A new law, SB 1402, went into effect on January 1 of this year and imposes joint liability on client employers who hire port drayage motor carriers (port trucking companies) with certain unpaid employment-related judgments. Under Labor Code section 2810.4, a “port drayage motor carrier” includes any company or individual that hires or engages commercial drivers in the port trucking industry.
Under the new law, the Division of Labor Standards Enforcement (DLSE), also known as the Labor Commissioner’s Office, will post a list of port trucking companies with unsatisfied final court judgments, tax assessments or tax liens. This “blacklist” was posted and announced on January 2 by the Labor Commissioner’s Office and puts retailers and other businesses on notice. If a client employer hires companies on the list, they will be held jointly and severally liable for future labor and employment law violations committed by these companies.

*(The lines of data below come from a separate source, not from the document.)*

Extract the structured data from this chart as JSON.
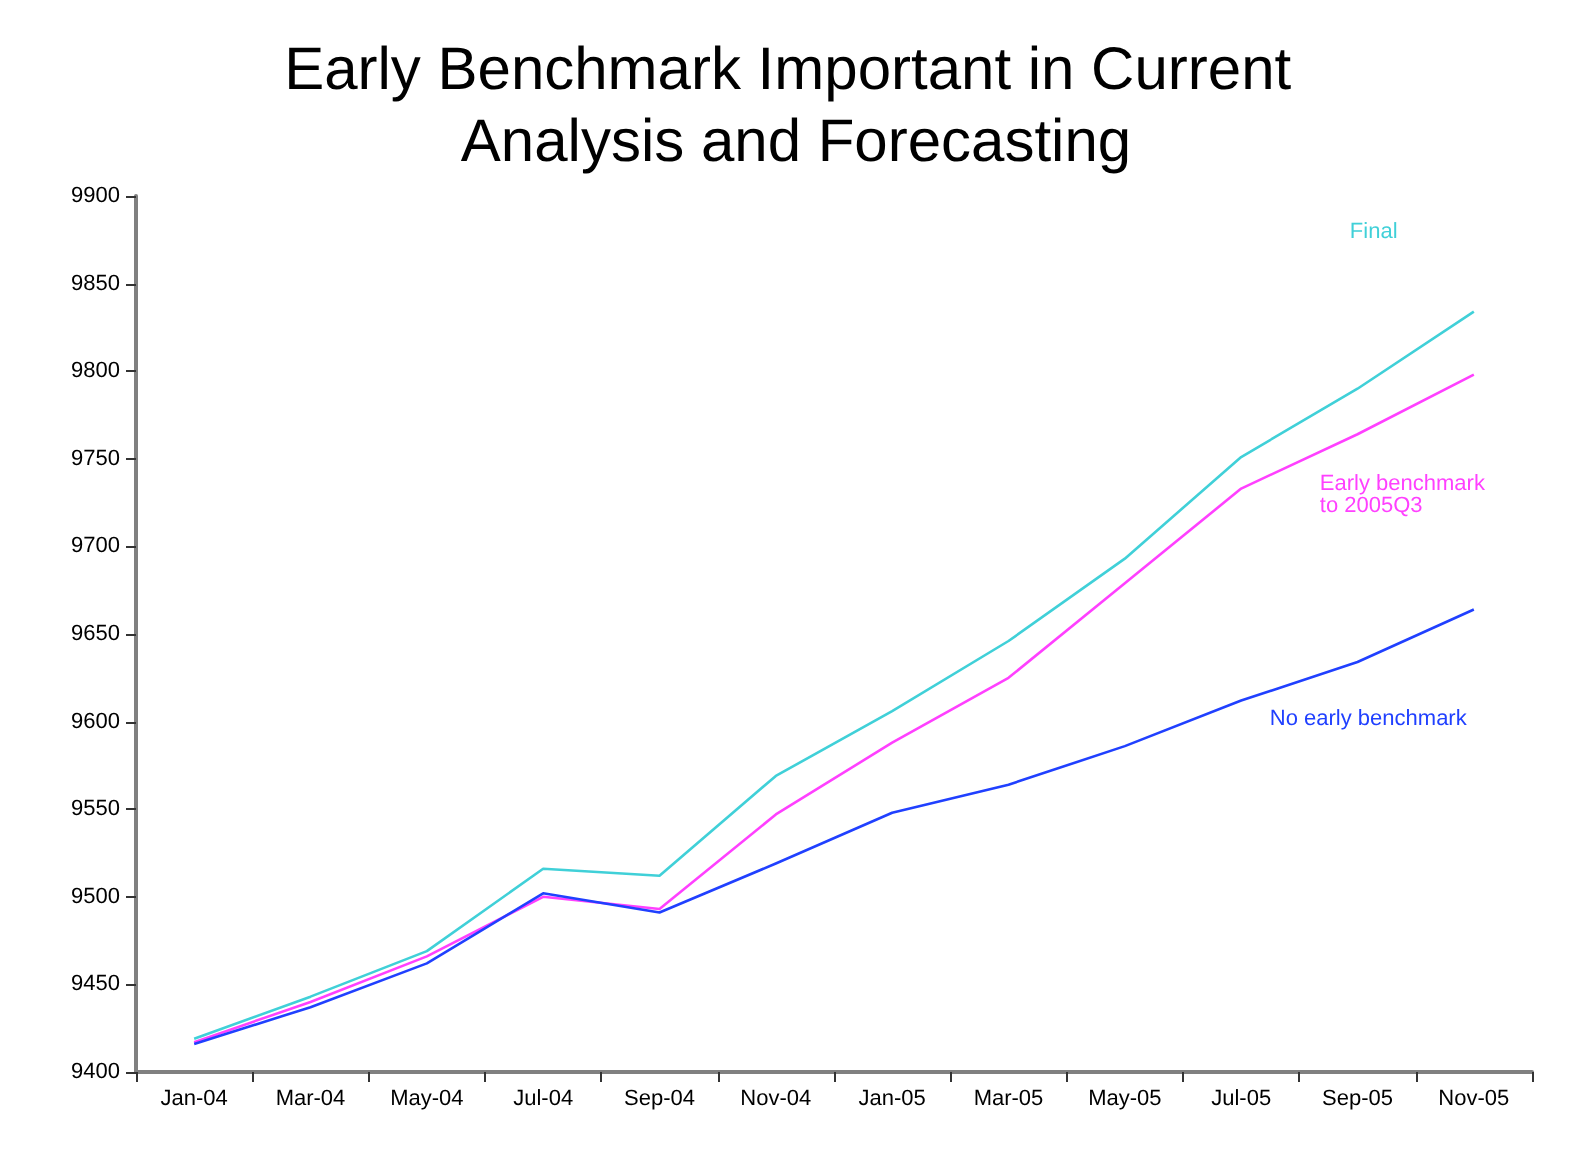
{
  "chart_data": {
    "type": "line",
    "title": "Early Benchmark Important in Current Analysis and Forecasting",
    "categories": [
      "Jan-04",
      "Mar-04",
      "May-04",
      "Jul-04",
      "Sep-04",
      "Nov-04",
      "Jan-05",
      "Mar-05",
      "May-05",
      "Jul-05",
      "Sep-05",
      "Nov-05"
    ],
    "series": [
      {
        "name": "Final",
        "color": "#40d0d8",
        "values": [
          9419,
          9443,
          9469,
          9516,
          9512,
          9569,
          9606,
          9646,
          9693,
          9751,
          9790,
          9834
        ]
      },
      {
        "name": "Early benchmark to 2005Q3",
        "color": "#ff40ff",
        "values": [
          9417,
          9440,
          9466,
          9500,
          9493,
          9547,
          9588,
          9625,
          9679,
          9733,
          9764,
          9798
        ]
      },
      {
        "name": "No early benchmark",
        "color": "#2040ff",
        "values": [
          9416,
          9437,
          9462,
          9502,
          9491,
          9519,
          9548,
          9564,
          9586,
          9612,
          9634,
          9664
        ]
      }
    ],
    "ylim": [
      9400,
      9900
    ],
    "yticks": [
      9400,
      9450,
      9500,
      9550,
      9600,
      9650,
      9700,
      9750,
      9800,
      9850,
      9900
    ],
    "grid": false,
    "legend": false,
    "marker": "none",
    "line_style": "solid"
  }
}
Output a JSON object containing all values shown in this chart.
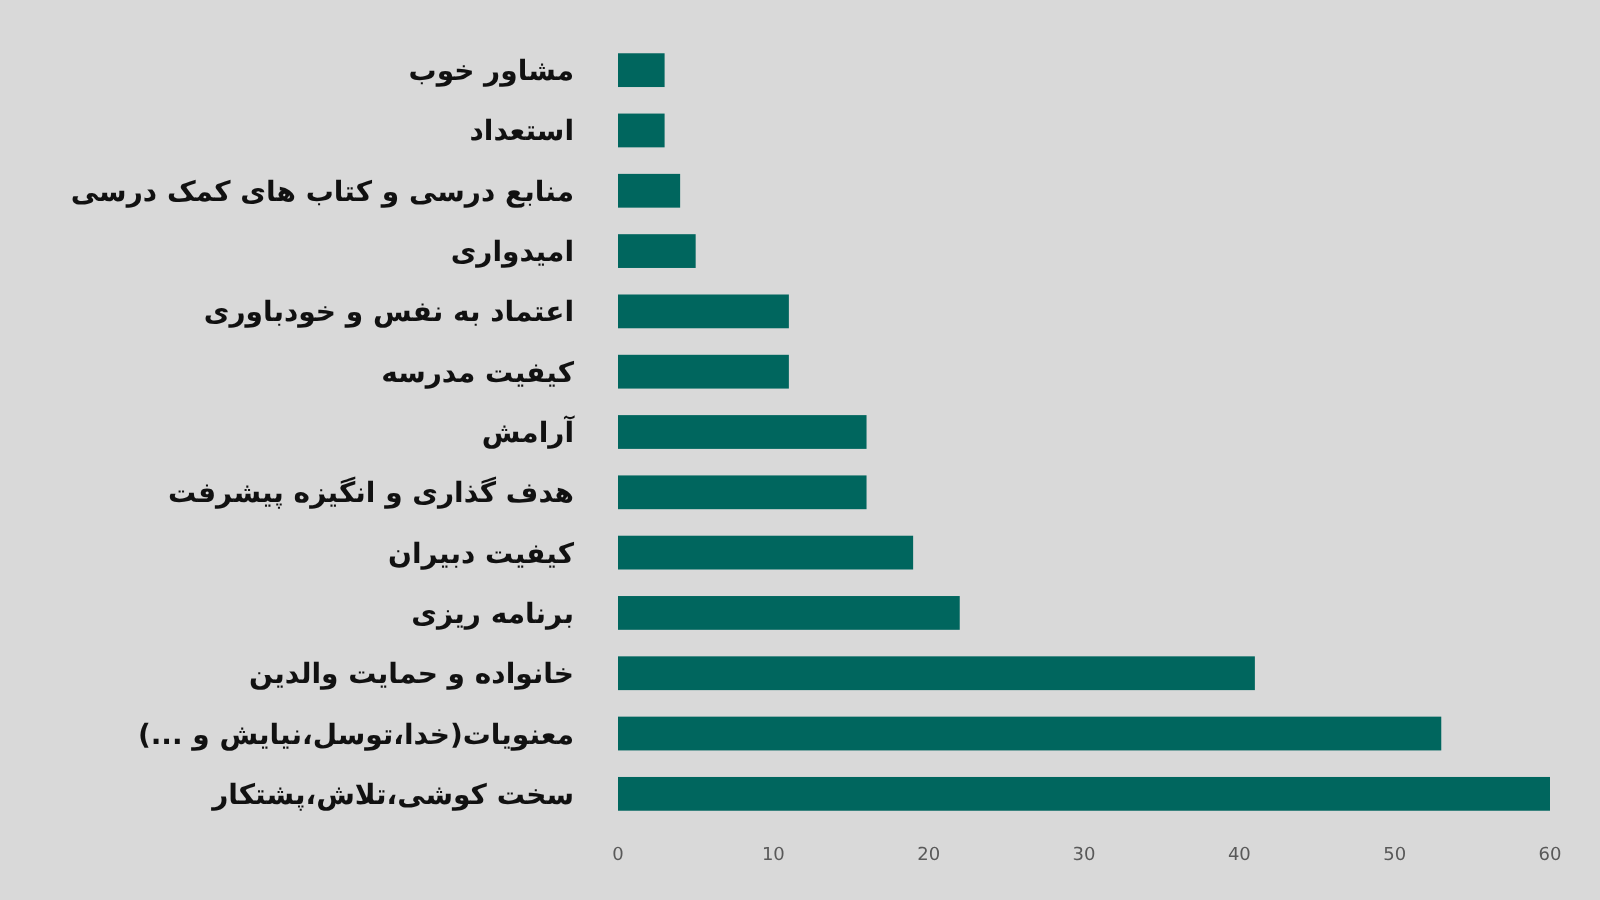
{
  "chart_data": {
    "type": "bar",
    "orientation": "horizontal",
    "categories": [
      "مشاور خوب",
      "استعداد",
      "منابع درسی و کتاب های کمک درسی",
      "امیدواری",
      "اعتماد به نفس و خودباوری",
      "کیفیت مدرسه",
      "آرامش",
      "هدف گذاری و انگیزه پیشرفت",
      "کیفیت دبیران",
      "برنامه ریزی",
      "خانواده و حمایت والدین",
      "معنویات(خدا،توسل،نیایش و ...)",
      "سخت کوشی،تلاش،پشتکار"
    ],
    "values": [
      3,
      3,
      4,
      5,
      11,
      11,
      16,
      16,
      19,
      22,
      41,
      53,
      60
    ],
    "color": "#00665e",
    "xlim": [
      0,
      60
    ],
    "xticks": [
      0,
      10,
      20,
      30,
      40,
      50,
      60
    ],
    "grid": false
  }
}
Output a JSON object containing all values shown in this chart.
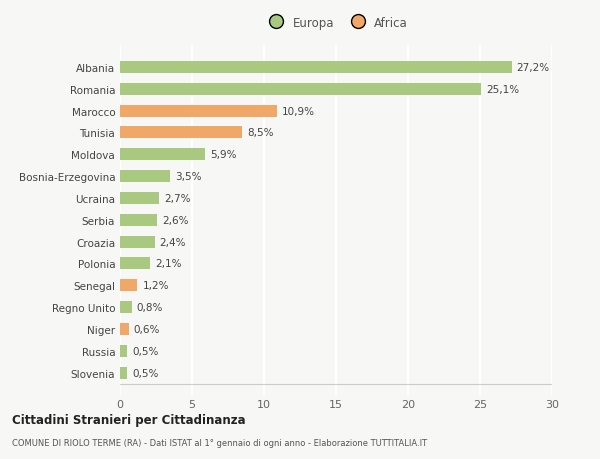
{
  "categories": [
    "Albania",
    "Romania",
    "Marocco",
    "Tunisia",
    "Moldova",
    "Bosnia-Erzegovina",
    "Ucraina",
    "Serbia",
    "Croazia",
    "Polonia",
    "Senegal",
    "Regno Unito",
    "Niger",
    "Russia",
    "Slovenia"
  ],
  "values": [
    27.2,
    25.1,
    10.9,
    8.5,
    5.9,
    3.5,
    2.7,
    2.6,
    2.4,
    2.1,
    1.2,
    0.8,
    0.6,
    0.5,
    0.5
  ],
  "labels": [
    "27,2%",
    "25,1%",
    "10,9%",
    "8,5%",
    "5,9%",
    "3,5%",
    "2,7%",
    "2,6%",
    "2,4%",
    "2,1%",
    "1,2%",
    "0,8%",
    "0,6%",
    "0,5%",
    "0,5%"
  ],
  "continent": [
    "Europa",
    "Europa",
    "Africa",
    "Africa",
    "Europa",
    "Europa",
    "Europa",
    "Europa",
    "Europa",
    "Europa",
    "Africa",
    "Europa",
    "Africa",
    "Europa",
    "Europa"
  ],
  "color_europa": "#a8c97f",
  "color_africa": "#f0a868",
  "background_color": "#f7f7f5",
  "title": "Cittadini Stranieri per Cittadinanza",
  "subtitle": "COMUNE DI RIOLO TERME (RA) - Dati ISTAT al 1° gennaio di ogni anno - Elaborazione TUTTITALIA.IT",
  "xlim": [
    0,
    30
  ],
  "xticks": [
    0,
    5,
    10,
    15,
    20,
    25,
    30
  ],
  "legend_europa": "Europa",
  "legend_africa": "Africa"
}
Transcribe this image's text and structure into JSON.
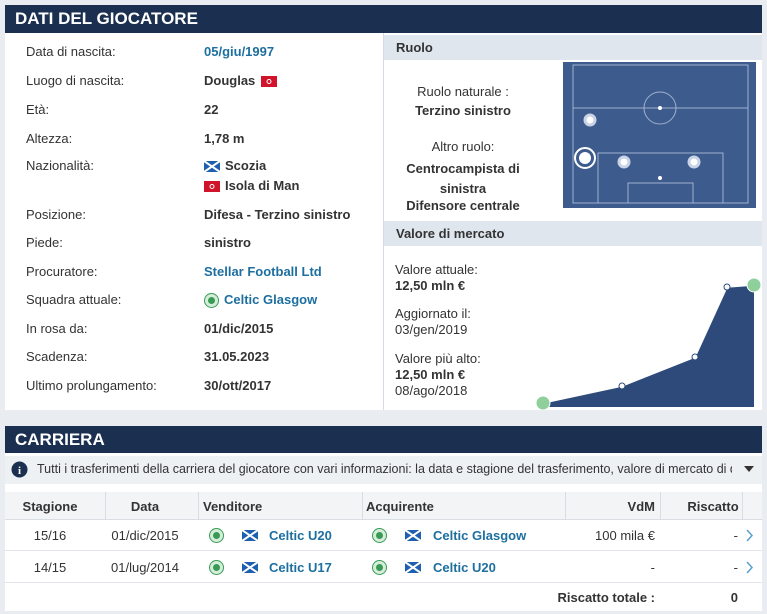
{
  "header": {
    "title": "DATI DEL GIOCATORE"
  },
  "profile": {
    "rows": [
      {
        "label": "Data di nascita:",
        "value": "05/giu/1997"
      },
      {
        "label": "Luogo di nascita:",
        "value": "Douglas"
      },
      {
        "label": "Età:",
        "value": "22"
      },
      {
        "label": "Altezza:",
        "value": "1,78 m"
      },
      {
        "label": "Nazionalità:",
        "value": [
          "Scozia",
          "Isola di Man"
        ]
      },
      {
        "label": "Posizione:",
        "value": "Difesa - Terzino sinistro"
      },
      {
        "label": "Piede:",
        "value": "sinistro"
      },
      {
        "label": "Procuratore:",
        "value": "Stellar Football Ltd"
      },
      {
        "label": "Squadra attuale:",
        "value": "Celtic Glasgow"
      },
      {
        "label": "In rosa da:",
        "value": "01/dic/2015"
      },
      {
        "label": "Scadenza:",
        "value": "31.05.2023"
      },
      {
        "label": "Ultimo prolungamento:",
        "value": "30/ott/2017"
      }
    ]
  },
  "role": {
    "title": "Ruolo",
    "natural_label": "Ruolo naturale :",
    "natural": "Terzino sinistro",
    "other_label": "Altro ruolo:",
    "other": [
      "Centrocampista di sinistra",
      "Difensore centrale"
    ]
  },
  "market": {
    "title": "Valore di mercato",
    "current_label": "Valore attuale:",
    "current": "12,50 mln €",
    "updated_label": "Aggiornato il:",
    "updated": "03/gen/2019",
    "highest_label": "Valore più alto:",
    "highest": "12,50 mln €",
    "highest_date": "08/ago/2018"
  },
  "career": {
    "title": "CARRIERA",
    "info": "Tutti i trasferimenti della carriera del giocatore con vari informazioni: la data e stagione del trasferimento, valore di mercato di quel momento...",
    "columns": [
      "Stagione",
      "Data",
      "Venditore",
      "Acquirente",
      "VdM",
      "Riscatto"
    ],
    "rows": [
      [
        "15/16",
        "01/dic/2015",
        "Celtic U20",
        "Celtic Glasgow",
        "100 mila €",
        "-"
      ],
      [
        "14/15",
        "01/lug/2014",
        "Celtic U17",
        "Celtic U20",
        "-",
        "-"
      ]
    ],
    "total_label": "Riscatto totale :",
    "total": "0"
  }
}
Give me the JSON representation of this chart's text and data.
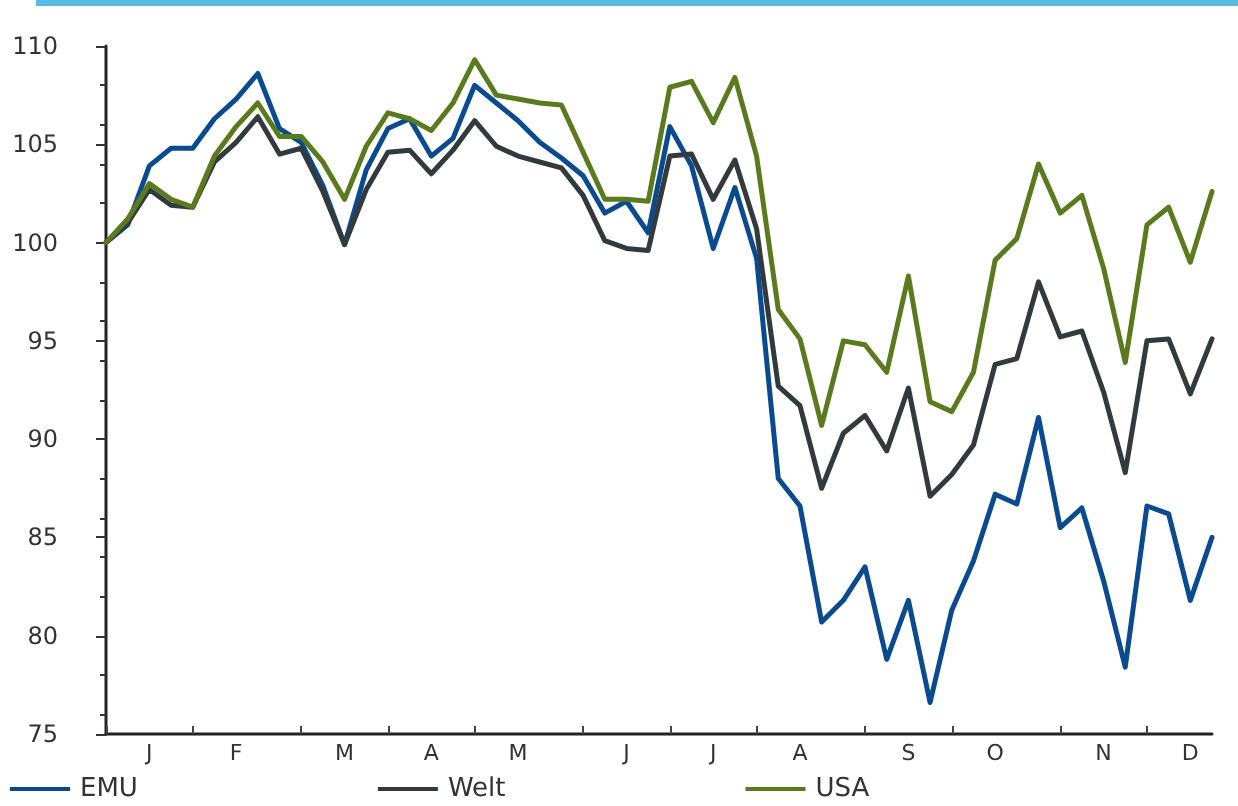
{
  "chart_data": {
    "type": "line",
    "categories": [
      null,
      null,
      "J",
      null,
      null,
      null,
      "F",
      null,
      null,
      null,
      null,
      "M",
      null,
      null,
      null,
      "A",
      null,
      null,
      null,
      "M",
      null,
      null,
      null,
      null,
      "J",
      null,
      null,
      null,
      "J",
      null,
      null,
      null,
      "A",
      null,
      null,
      null,
      null,
      "S",
      null,
      null,
      null,
      "O",
      null,
      null,
      null,
      null,
      "N",
      null,
      null,
      null,
      "D",
      null
    ],
    "series": [
      {
        "name": "EMU",
        "color": "#0a4a8f",
        "values": [
          100.0,
          100.9,
          103.9,
          104.8,
          104.8,
          106.3,
          107.3,
          108.6,
          105.8,
          105.1,
          102.9,
          99.9,
          103.7,
          105.8,
          106.3,
          104.4,
          105.3,
          108.0,
          107.1,
          106.2,
          105.1,
          104.3,
          103.4,
          101.5,
          102.1,
          100.5,
          105.9,
          103.9,
          99.7,
          102.8,
          99.2,
          88.0,
          86.6,
          80.7,
          81.8,
          83.5,
          78.8,
          81.8,
          76.6,
          81.3,
          83.8,
          87.2,
          86.7,
          91.1,
          85.5,
          86.5,
          82.8,
          78.4,
          86.6,
          86.2,
          81.8,
          85.0
        ]
      },
      {
        "name": "Welt",
        "color": "#333a3e",
        "values": [
          100.0,
          101.0,
          102.7,
          101.9,
          101.8,
          104.1,
          105.1,
          106.4,
          104.5,
          104.8,
          102.6,
          99.9,
          102.7,
          104.6,
          104.7,
          103.5,
          104.7,
          106.2,
          104.9,
          104.4,
          104.1,
          103.8,
          102.4,
          100.1,
          99.7,
          99.6,
          104.4,
          104.5,
          102.2,
          104.2,
          100.7,
          92.7,
          91.7,
          87.5,
          90.3,
          91.2,
          89.4,
          92.6,
          87.1,
          88.2,
          89.7,
          93.8,
          94.1,
          98.0,
          95.2,
          95.5,
          92.4,
          88.3,
          95.0,
          95.1,
          92.3,
          95.1
        ]
      },
      {
        "name": "USA",
        "color": "#5a7a1e",
        "values": [
          100.0,
          101.2,
          103.0,
          102.2,
          101.8,
          104.4,
          105.9,
          107.1,
          105.4,
          105.4,
          104.1,
          102.2,
          104.9,
          106.6,
          106.3,
          105.7,
          107.1,
          109.3,
          107.5,
          107.3,
          107.1,
          107.0,
          104.6,
          102.2,
          102.2,
          102.1,
          107.9,
          108.2,
          106.1,
          108.4,
          104.4,
          96.6,
          95.1,
          90.7,
          95.0,
          94.8,
          93.4,
          98.3,
          91.9,
          91.4,
          93.4,
          99.1,
          100.2,
          104.0,
          101.5,
          102.4,
          98.7,
          93.9,
          100.9,
          101.8,
          99.0,
          102.6
        ]
      }
    ],
    "ylim": [
      75,
      110
    ],
    "yticks": [
      75,
      80,
      85,
      90,
      95,
      100,
      105,
      110
    ],
    "grid": false,
    "legend": "bottom",
    "marker": "none",
    "line_style": "solid"
  }
}
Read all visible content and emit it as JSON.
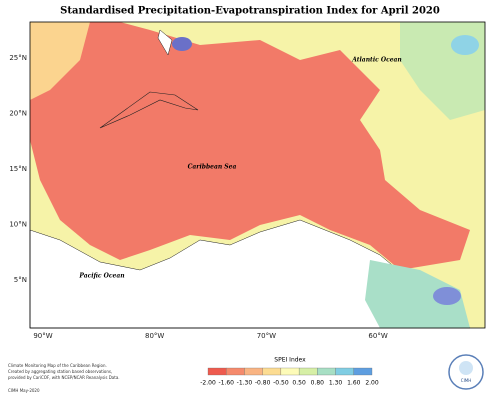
{
  "title": "Standardised Precipitation-Evapotranspiration Index for April 2020",
  "map": {
    "lat_labels": [
      "25°N",
      "20°N",
      "15°N",
      "10°N",
      "5°N"
    ],
    "lon_labels": [
      "90°W",
      "80°W",
      "70°W",
      "60°W"
    ],
    "ocean_labels": [
      "Atlantic Ocean",
      "Caribbean Sea",
      "Pacific Ocean"
    ]
  },
  "legend": {
    "title": "SPEI Index",
    "ticks": [
      "-2.00",
      "-1.60",
      "-1.30",
      "-0.80",
      "-0.50",
      "0.50",
      "0.80",
      "1.30",
      "1.60",
      "2.00"
    ],
    "colors": [
      "#ee5a4e",
      "#f58a6c",
      "#f9b483",
      "#fcdc92",
      "#fdfbb8",
      "#d6efa6",
      "#a7dfc4",
      "#80cde3",
      "#5e9ee0"
    ]
  },
  "footer": {
    "lines": [
      "Climate Monitoring Map of the Caribbean Region.",
      "Created by aggregating station based observations,",
      "provided by CariCOF, with NCEP/NCAR Reanalysis Data."
    ],
    "credit": "CIMH May-2020"
  },
  "logo": "CIMH"
}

A customer that uses a port trucking company on the list will share all civil legal responsibility and civil liability for services obtained after the date the trucking company appeared on the list, which could include:
- The full amount due for unpaid wages;
- Unreimbursed expenses;
- Penalties; and
- Applicable interest owed to a driver.
The Labor Commissioner’s Office gave the port trucking companies on the list at least 15 business days’ advance notice before publishing. The list will be updated monthly by the fifth of each month, and the Labor Commissioner’s Office will remove companies from the list within 15 days after receiving confirmation of payment of monies owed, or an approved settlement agreement.
Companies that engage the services of port trucking companies should be vigilant in checking the list regularly, to ensure they do not hire any port trucking companies that would expose them to joint liability for employment law violations.